Escape Fire: The Fight to Rescue American Healthcare has the power to enlighten and frighten. It’s a compelling call to action for a nation that’s wasting its potential. It’s arguments are based on seemingly irrefutable facts and figures, yet it’s not quite a home run—more like a ground rule double.

Its thesis is like the plot of Prometheus. You see where it wants to go, but the path there is strewn with bumps and holes. Yes, our health care system is problematic—in fact, “problematic” is a massive understatement. And the film hammers that home with precision. However, it flubs the landing just a little by not offering a solution worthy of the problem. Eating right, exercising, stress relief—all good things. But can these practices change government policy on corn subsidization? Or a fast food company’s pricing model? Probably not—at least not in any reasonable amount of time.

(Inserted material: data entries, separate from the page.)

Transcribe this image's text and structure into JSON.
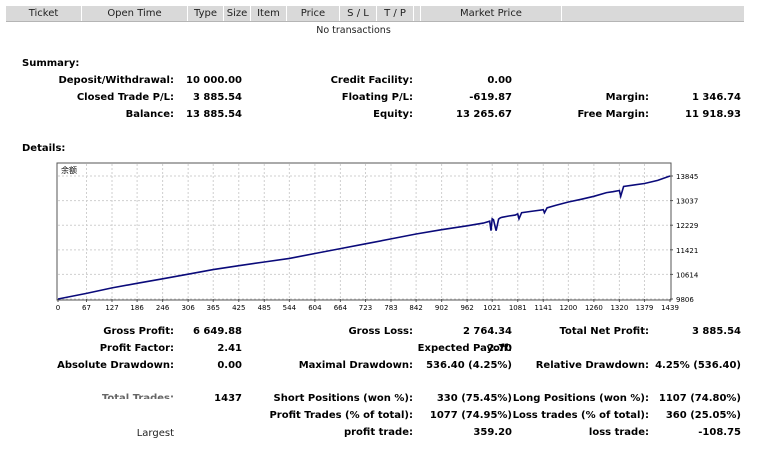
{
  "header": {
    "columns": [
      "Ticket",
      "Open Time",
      "Type",
      "Size",
      "Item",
      "Price",
      "S / L",
      "T / P",
      "",
      "Market Price",
      ""
    ],
    "empty_text": "No transactions"
  },
  "summary": {
    "title": "Summary:",
    "deposit_label": "Deposit/Withdrawal:",
    "deposit_value": "10 000.00",
    "credit_label": "Credit Facility:",
    "credit_value": "0.00",
    "closed_pl_label": "Closed Trade P/L:",
    "closed_pl_value": "3 885.54",
    "floating_pl_label": "Floating P/L:",
    "floating_pl_value": "-619.87",
    "margin_label": "Margin:",
    "margin_value": "1 346.74",
    "balance_label": "Balance:",
    "balance_value": "13 885.54",
    "equity_label": "Equity:",
    "equity_value": "13 265.67",
    "free_margin_label": "Free Margin:",
    "free_margin_value": "11 918.93"
  },
  "details": {
    "title": "Details:",
    "chart_corner_label": "余额",
    "gross_profit_label": "Gross Profit:",
    "gross_profit_value": "6 649.88",
    "gross_loss_label": "Gross Loss:",
    "gross_loss_value": "2 764.34",
    "total_net_profit_label": "Total Net Profit:",
    "total_net_profit_value": "3 885.54",
    "profit_factor_label": "Profit Factor:",
    "profit_factor_value": "2.41",
    "expected_payoff_label": "Expected Payoff:",
    "expected_payoff_value": "2.70",
    "abs_drawdown_label": "Absolute Drawdown:",
    "abs_drawdown_value": "0.00",
    "max_drawdown_label": "Maximal Drawdown:",
    "max_drawdown_value": "536.40 (4.25%)",
    "rel_drawdown_label": "Relative Drawdown:",
    "rel_drawdown_value": "4.25% (536.40)",
    "total_trades_label": "Total Trades:",
    "total_trades_value": "1437",
    "short_label": "Short Positions (won %):",
    "short_value": "330 (75.45%)",
    "long_label": "Long Positions (won %):",
    "long_value": "1107 (74.80%)",
    "profit_trades_label": "Profit Trades (% of total):",
    "profit_trades_value": "1077 (74.95%)",
    "loss_trades_label": "Loss trades (% of total):",
    "loss_trades_value": "360 (25.05%)",
    "largest_label": "Largest",
    "largest_profit_label": "profit trade:",
    "largest_profit_value": "359.20",
    "largest_loss_label": "loss trade:",
    "largest_loss_value": "-108.75"
  },
  "chart_data": {
    "type": "line",
    "title": "余额",
    "xlabel": "",
    "ylabel": "",
    "x_ticks": [
      0,
      67,
      127,
      186,
      246,
      306,
      365,
      425,
      485,
      544,
      604,
      664,
      723,
      783,
      842,
      902,
      962,
      1021,
      1081,
      1141,
      1200,
      1260,
      1320,
      1379,
      1439
    ],
    "y_ticks": [
      13845,
      13037,
      12229,
      11421,
      10614,
      9806
    ],
    "xlim": [
      0,
      1439
    ],
    "ylim": [
      9806,
      13845
    ],
    "series": [
      {
        "name": "Balance",
        "color": "#0a0a7a",
        "x": [
          0,
          67,
          127,
          186,
          246,
          306,
          365,
          425,
          485,
          544,
          604,
          664,
          723,
          783,
          842,
          902,
          962,
          1000,
          1015,
          1018,
          1021,
          1024,
          1030,
          1036,
          1040,
          1044,
          1060,
          1075,
          1081,
          1084,
          1090,
          1110,
          1141,
          1144,
          1150,
          1170,
          1200,
          1230,
          1260,
          1290,
          1305,
          1320,
          1323,
          1330,
          1379,
          1410,
          1439
        ],
        "y": [
          9806,
          9990,
          10170,
          10320,
          10470,
          10620,
          10770,
          10900,
          11020,
          11140,
          11300,
          11460,
          11620,
          11780,
          11940,
          12080,
          12210,
          12300,
          12360,
          12050,
          12440,
          12410,
          12050,
          12430,
          12470,
          12490,
          12530,
          12560,
          12600,
          12440,
          12640,
          12680,
          12740,
          12640,
          12800,
          12880,
          12990,
          13080,
          13180,
          13300,
          13330,
          13370,
          13180,
          13500,
          13600,
          13700,
          13845
        ]
      }
    ]
  }
}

But Escape Fire is well-intentioned and features brilliant men and women speaking truth to power. Taken in context, it’s rather convincing. Aren’t convinced bacon and eggs for breakfast every day is dangerous? Escape Fire has a few people you ought to meet. Think meditation and acupuncture are hippy-dippy nonsense? Think again. Directors Susan Frömke and Matthew Heineman, along with the experts they call upon, back up their claims with solid facts, but the claims feel flimsy. I have a thousand questions I’d like to ask some of these individuals, and as my surrogate, Frömke, Heineman, and their filmmaking team let me down.

The film’s other problem is its title. “Escape Fire” refers to the notion that the solution to an overwhelming problem might be right in front of your face. A crew of firefighters are trapped on the side of a mountain when its leader strikes a match and starts burning the ground around him. The men and women around him panic, and most of them ultimately parish, but the captain knew the flames would sail past him in search of more oxygen. It’s a clever metaphor, but the way the film references it is overdone and silly.

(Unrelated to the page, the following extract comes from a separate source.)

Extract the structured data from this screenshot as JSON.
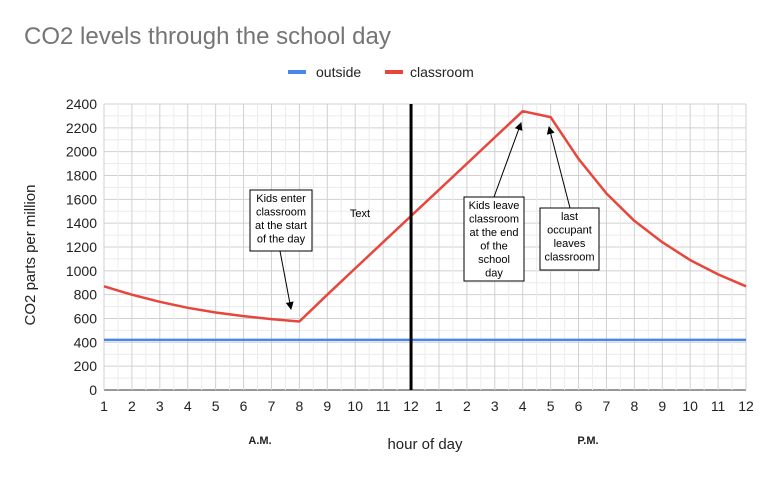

The healthcare problem, at least as its described in Escape Fire, has many facets, and none is more successfully tackled in this documentary than military healthcare—particularly as it relates to a soldier’s dependency on prescription drugs. We follow a sergeant in the Army who’s being evacuated after taking a bullet in the Korengal Valley (made famous in the superb 2010 documentary Restrepo). He’s on so many drugs for his legs, as well as PTSD (most of the men he fought with perished). At one point, we see him on the evac helicopter actually fall over he’s so high on morphine. It’s disturbing and sad, especially as we get to know him more. Unlike many of his fellow soldiers, he’s able to motivate himself to kick the habit, and what get him to do so is acupuncture—a technique this self-described hick is incredibly skeptical of at first. The results win him over; When he has these little pins in his ear, he’s damn near invincible. It’s a moving comeback from a damaged hero, and it’s easily this film’s strongest thread.

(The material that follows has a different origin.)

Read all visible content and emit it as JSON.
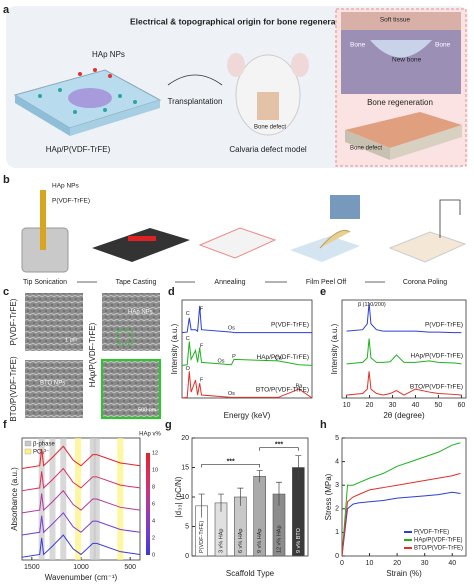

Escape Fire is full of other honest and admirable individuals with compelling personal stories—like a woman who’s had dozens of stints put in before the age of 40 and a doctor who’s forced to float from practice to practice because she likes to educate and spend time with her patients. This personal touch, as well as the impressive scope of the picture, make Escape Fire recommendable. It’s not, however, among the year’s best documentaries; It’s merely good. It’s searching for an answer that might not be there, and the answers it ultimately poses are nothing but paper tigers.